There was also the ‘400’ photograph and digital projections onto the dramatic Worksop Priory church, which is known as the origin of the Tickhill Psalter as well as being the birthplace of Mary Bernard who, with husband Roger Williams, founded Rhode Island State.
Chorley’s historic house, Astley Hall, was transformed into an enchanted winter wonderland for Illuminate 2019, with brightly-coloured lights, music and unique artistic performances.
This year’s event was, of course, linked to the national Mayflower 400 anniversary, with Chorley’s own documentary on the link to Myles Standish being screened at the event.
Astley Hall, Chorley’s historic gem, was lit up in magnificent LED spotlights and hundreds of candles to coincide with the start of Chorley’s Christmas celebrations.
Illuminate Retford featured a dazzling street parade and vibrant performances to commemorate 400 years since the Mayflower's voyage, the Pilgrims' story and its connection to the Nottinghamshire town.
There was a parade through the town, with willow lanterns made by artists, community groups and young people from in and around Retford.
People could also see the ‘400’ photograph, as well as impressive digital projections onto Retford’s central parish Church, St Swithun’s, known locally as the “Cathedral of Retford”.
Hundreds of people lined the streets of Boston as the Lincolnshire town kicked off its Mayflower 400 programme with a spectacular Illuminate Parade by Transported.
This year’s event was part of the Pilgrim Roots ‘Pilgrim Festival’, a two-week festival in the home towns and villages of many of the Mayflower Pilgrims including Gainsborough, Bawtry, Boston, Retford, Worksop and Immingham.
Illuminate coincided with the opening of Boston’s Christmas Market, as well as the switching-on of the town’s Christmas lights.
Illuminate Austerfield & Bawtry had a 'Journeys by Sea' theme to mark the start of Mayflower 400 in these two historic villages on the Yorkshire/Nottinghamshire border.

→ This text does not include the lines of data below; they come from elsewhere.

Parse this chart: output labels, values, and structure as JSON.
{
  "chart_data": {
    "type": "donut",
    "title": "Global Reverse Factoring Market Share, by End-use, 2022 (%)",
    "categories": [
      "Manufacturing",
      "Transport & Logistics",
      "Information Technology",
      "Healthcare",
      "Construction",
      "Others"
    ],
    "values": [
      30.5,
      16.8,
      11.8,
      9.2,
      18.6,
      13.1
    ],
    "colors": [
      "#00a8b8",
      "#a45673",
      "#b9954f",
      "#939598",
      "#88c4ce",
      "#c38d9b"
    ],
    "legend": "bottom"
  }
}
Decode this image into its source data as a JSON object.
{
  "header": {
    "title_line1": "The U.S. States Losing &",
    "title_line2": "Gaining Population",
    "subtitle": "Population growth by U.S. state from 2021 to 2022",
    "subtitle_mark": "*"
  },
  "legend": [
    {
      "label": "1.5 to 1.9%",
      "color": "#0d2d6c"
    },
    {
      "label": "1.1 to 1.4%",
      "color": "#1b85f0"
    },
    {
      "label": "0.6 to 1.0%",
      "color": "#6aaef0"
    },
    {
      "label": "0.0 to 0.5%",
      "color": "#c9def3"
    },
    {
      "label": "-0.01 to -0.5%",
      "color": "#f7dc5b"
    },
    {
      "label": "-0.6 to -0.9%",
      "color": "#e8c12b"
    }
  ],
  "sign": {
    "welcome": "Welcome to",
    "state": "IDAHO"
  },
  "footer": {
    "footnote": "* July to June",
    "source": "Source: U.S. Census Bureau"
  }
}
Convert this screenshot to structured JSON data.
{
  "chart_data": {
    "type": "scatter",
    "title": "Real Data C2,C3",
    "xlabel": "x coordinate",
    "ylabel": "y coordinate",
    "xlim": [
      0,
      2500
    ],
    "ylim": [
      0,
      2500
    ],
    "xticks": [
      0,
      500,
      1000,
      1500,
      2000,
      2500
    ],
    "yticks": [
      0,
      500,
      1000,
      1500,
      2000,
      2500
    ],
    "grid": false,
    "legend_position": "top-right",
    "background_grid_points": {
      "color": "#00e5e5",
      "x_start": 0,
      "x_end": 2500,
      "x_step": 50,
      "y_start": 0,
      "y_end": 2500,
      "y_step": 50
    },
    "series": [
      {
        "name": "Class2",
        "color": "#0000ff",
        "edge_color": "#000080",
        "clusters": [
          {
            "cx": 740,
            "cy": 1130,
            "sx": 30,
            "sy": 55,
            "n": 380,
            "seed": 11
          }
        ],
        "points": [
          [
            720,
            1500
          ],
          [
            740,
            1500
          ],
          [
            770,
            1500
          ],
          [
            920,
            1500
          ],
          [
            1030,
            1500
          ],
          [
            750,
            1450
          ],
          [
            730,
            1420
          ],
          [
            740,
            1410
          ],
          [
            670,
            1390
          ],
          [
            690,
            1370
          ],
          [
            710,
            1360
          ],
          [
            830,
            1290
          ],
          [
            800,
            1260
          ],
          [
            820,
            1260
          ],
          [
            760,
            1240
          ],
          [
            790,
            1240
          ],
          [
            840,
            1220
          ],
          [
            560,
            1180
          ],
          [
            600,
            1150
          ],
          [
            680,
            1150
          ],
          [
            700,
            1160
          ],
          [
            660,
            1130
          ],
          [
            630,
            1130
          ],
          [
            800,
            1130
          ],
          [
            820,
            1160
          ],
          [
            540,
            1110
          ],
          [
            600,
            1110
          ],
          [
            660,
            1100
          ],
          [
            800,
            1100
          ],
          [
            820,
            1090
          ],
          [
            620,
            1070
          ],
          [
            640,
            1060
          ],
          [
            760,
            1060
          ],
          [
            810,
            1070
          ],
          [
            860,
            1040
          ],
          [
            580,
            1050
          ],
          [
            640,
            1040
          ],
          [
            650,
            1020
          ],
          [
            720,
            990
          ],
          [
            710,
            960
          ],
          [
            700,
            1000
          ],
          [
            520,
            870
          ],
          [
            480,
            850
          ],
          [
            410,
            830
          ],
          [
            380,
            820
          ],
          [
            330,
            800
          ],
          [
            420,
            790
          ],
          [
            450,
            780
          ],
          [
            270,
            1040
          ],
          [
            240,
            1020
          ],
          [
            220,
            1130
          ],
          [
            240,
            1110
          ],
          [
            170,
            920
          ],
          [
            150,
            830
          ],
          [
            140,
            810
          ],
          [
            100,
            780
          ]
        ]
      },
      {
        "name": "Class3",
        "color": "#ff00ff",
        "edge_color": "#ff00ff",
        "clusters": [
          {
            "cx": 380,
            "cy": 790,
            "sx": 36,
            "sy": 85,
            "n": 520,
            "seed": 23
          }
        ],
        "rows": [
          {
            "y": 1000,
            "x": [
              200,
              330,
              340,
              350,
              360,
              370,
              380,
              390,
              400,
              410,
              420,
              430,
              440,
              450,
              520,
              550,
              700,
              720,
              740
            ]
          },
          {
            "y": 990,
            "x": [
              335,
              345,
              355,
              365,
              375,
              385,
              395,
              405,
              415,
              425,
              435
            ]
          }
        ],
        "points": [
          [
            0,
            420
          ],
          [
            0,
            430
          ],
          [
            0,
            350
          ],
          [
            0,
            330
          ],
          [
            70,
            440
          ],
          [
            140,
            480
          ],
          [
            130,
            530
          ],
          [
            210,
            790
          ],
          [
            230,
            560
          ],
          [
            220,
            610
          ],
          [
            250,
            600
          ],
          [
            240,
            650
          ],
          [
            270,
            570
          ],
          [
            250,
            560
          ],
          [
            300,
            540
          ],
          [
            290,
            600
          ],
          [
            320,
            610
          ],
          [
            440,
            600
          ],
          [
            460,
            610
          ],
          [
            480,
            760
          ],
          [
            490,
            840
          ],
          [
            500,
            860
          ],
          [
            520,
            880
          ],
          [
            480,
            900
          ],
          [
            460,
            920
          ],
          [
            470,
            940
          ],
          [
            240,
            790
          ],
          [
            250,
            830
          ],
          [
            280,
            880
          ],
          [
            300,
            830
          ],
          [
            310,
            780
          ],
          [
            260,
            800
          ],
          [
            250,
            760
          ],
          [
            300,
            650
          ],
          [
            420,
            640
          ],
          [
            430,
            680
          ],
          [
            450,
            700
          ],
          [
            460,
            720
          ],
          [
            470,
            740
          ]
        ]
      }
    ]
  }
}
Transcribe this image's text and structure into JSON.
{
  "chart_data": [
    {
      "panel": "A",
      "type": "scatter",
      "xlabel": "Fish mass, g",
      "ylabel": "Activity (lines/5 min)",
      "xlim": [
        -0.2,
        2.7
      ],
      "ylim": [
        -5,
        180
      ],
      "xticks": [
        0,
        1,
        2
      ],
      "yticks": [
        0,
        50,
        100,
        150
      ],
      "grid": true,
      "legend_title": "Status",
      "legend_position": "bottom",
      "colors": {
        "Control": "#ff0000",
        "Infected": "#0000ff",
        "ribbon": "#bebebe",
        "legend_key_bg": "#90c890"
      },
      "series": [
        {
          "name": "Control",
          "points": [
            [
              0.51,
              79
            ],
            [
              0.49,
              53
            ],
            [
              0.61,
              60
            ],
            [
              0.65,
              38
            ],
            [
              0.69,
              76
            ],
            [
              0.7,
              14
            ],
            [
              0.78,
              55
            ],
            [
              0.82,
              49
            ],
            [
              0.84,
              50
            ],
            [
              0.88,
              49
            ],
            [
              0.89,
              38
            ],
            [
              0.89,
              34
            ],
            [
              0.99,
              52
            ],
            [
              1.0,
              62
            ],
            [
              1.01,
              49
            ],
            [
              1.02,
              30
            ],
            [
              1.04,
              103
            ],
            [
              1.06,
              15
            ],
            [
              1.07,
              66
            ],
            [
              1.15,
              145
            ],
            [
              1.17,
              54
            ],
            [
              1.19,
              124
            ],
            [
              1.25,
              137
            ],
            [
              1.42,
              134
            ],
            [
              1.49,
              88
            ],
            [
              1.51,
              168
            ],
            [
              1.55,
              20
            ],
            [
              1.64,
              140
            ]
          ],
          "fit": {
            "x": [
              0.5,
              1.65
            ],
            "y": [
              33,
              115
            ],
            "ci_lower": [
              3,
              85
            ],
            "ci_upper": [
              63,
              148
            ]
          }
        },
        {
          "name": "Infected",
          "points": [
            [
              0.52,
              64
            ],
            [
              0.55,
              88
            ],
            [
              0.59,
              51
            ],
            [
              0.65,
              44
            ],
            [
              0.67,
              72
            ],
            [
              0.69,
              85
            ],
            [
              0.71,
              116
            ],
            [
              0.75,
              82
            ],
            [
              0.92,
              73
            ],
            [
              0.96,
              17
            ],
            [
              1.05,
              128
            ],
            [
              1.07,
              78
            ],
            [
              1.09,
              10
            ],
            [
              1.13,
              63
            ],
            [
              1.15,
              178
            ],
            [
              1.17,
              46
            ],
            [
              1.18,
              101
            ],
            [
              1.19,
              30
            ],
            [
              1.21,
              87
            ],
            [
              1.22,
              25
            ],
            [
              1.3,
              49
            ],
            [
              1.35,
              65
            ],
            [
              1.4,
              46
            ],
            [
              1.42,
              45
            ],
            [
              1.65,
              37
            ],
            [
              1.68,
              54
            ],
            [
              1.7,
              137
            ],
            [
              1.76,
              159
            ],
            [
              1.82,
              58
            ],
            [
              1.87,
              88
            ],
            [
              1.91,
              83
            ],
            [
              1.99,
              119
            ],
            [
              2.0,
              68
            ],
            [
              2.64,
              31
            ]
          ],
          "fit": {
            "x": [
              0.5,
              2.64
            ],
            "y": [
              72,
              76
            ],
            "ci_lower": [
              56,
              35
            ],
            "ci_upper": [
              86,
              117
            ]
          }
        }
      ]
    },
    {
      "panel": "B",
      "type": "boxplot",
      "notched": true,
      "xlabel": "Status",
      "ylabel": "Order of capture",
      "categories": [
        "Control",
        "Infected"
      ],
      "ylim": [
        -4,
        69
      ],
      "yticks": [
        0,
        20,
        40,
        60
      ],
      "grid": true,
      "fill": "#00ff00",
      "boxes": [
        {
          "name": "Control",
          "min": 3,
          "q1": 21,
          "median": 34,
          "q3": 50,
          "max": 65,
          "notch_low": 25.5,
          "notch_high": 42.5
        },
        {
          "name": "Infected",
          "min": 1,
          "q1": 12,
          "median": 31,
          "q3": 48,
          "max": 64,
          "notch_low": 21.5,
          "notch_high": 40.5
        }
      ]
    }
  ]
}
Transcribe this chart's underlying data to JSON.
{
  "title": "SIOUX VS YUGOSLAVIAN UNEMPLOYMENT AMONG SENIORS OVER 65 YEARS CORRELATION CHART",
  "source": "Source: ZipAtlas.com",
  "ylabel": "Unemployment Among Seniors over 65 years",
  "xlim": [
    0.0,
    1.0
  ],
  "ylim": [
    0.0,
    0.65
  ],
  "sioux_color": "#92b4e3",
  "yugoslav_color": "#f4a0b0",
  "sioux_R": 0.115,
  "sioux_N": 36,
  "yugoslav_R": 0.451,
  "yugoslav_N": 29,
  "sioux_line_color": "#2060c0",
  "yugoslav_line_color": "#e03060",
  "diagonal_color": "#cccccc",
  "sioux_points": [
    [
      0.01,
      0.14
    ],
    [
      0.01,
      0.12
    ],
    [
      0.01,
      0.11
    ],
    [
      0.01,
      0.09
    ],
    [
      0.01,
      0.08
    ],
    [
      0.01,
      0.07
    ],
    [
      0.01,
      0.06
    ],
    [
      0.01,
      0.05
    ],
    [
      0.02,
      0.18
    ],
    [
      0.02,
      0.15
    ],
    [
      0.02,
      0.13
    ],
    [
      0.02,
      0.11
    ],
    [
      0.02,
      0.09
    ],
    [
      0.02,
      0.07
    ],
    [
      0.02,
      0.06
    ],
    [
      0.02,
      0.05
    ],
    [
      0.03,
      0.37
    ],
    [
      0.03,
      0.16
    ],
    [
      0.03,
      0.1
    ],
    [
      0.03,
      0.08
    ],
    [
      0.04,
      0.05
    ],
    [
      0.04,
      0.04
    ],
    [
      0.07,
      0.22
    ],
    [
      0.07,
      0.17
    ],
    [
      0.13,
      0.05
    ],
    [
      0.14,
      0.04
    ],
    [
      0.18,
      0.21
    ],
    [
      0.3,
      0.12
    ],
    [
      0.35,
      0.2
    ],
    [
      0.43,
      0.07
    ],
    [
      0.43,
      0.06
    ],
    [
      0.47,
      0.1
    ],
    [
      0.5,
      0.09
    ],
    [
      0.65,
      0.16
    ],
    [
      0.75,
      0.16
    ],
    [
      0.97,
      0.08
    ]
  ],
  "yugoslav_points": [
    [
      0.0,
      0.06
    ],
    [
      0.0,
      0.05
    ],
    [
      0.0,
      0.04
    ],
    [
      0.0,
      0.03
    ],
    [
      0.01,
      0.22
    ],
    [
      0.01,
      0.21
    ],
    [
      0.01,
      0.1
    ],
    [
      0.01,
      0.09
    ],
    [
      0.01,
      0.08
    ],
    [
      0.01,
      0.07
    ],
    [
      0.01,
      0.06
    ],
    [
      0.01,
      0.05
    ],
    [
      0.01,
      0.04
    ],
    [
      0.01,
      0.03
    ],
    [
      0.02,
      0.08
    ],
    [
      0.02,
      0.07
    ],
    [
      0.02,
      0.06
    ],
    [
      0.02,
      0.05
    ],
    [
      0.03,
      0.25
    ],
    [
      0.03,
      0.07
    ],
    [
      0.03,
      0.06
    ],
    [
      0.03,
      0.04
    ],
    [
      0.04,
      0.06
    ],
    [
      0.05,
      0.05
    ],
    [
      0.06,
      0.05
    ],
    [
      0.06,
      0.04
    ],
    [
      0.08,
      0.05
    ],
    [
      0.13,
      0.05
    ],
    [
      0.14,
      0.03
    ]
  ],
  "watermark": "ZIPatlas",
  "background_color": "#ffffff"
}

Sculptor Dan Jones and musicians Janet Wood and Moony Wainwright worked with local schools and Bawtry Library to produce a unique parade mirroring the voyage of the Mayflower Pilgrims, celebrating Austerfield's links to former Plymouth colony Governor William Bradford.
There was a spectacular aerial dance titled ‘Odyssey’, performed by international touring company Periplum, and a mass choir performance featuring schoolchildren and Quirky Choir, before the parade route led people from Austerfield Study Centre to Bawtry Hall.
Hundreds of Worcestershire children met for a choral concert at Worcester Cathedral, to celebrate the launch of a year-long series of events for the Mayflower 400 year.
King’s Worcester has a special interest in the celebrations due to the fact that one of the leaders of the Pilgrims, Edward Winslow, was a scholar at the school. He also lived near Kempsey.
More than 300 children were involved in the concert, from schools including St George’s CoE Primary, St Clement’s Primary, Cutnall Green Primary, St Barnabas Primary, The Elms, Colwall, King’s St Alban’s and King’s.